Vessell came to MIT to attend the Leaders for Manufacturing (LFM) program, hoping to refocus her career on manufacturing. After earning a bachelor’s in environmental engineering from Northwestern University in 1995, she had spent 10 years as an engineer, traveling constantly to jobs ranging from hazardous-waste remediation to demolition. “Manufacturing is very much like a construction site,” she says. “You are managing people and money and operations–there are a lot of moving parts. And it’s a good balance between tactical and strategic work.”
As a grad student at MIT, she focused primarily on supply chain management and operations. A six-month LFM internship at a Harley-Davidson plant confirmed her direction. She loved the work and the company, and she accepted a permanent job before returning to campus to complete her degree. After graduation and several short assignments with Harley-Davidson, she started a job in 2007 managing 150 people assembling Sportster motorcycles at the company’s plant in Kansas City, MO.
Vessell likes the strategic scope of her new international job–and she’s happy to be working for Rod Copes, SM ‘93, senior vice president of international sales, marketing, and business development, who also earned dual degrees from LFM (now called Leaders for Global Operations).
“We expect a lot of our growth going forward to come from our international regions. It’s exciting to be on the front lines,” she says. “My role is cross-functional, looking at our international business as a whole across all regions. My current focus is on our organization design.”

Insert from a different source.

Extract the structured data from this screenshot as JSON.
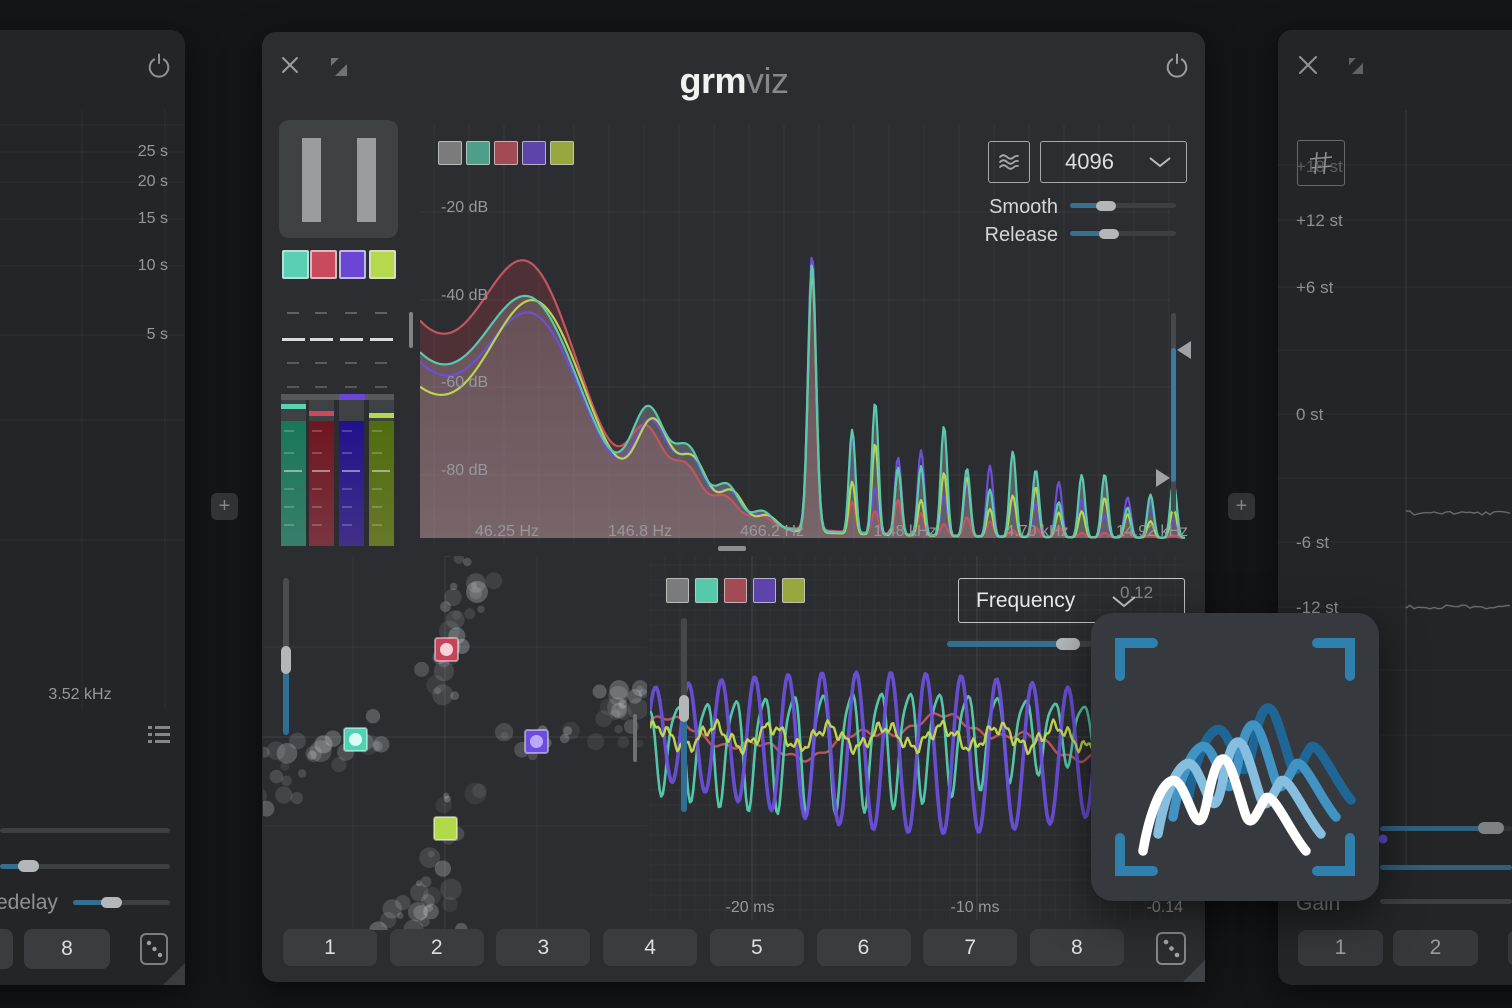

Vessell sees a bright future for Harley-Davidson and for her career there. “As part of the leadership development program, I have a front-row seat for some energizing changes and challenges,” she says. “As a leader here, it’s not just your responsibility to produce results and get things done but it’s also your responsibility to develop people. And that creates opportunities for everyone.” And, besides, she has her eye on a new hog–a Harley model coming out in 2010.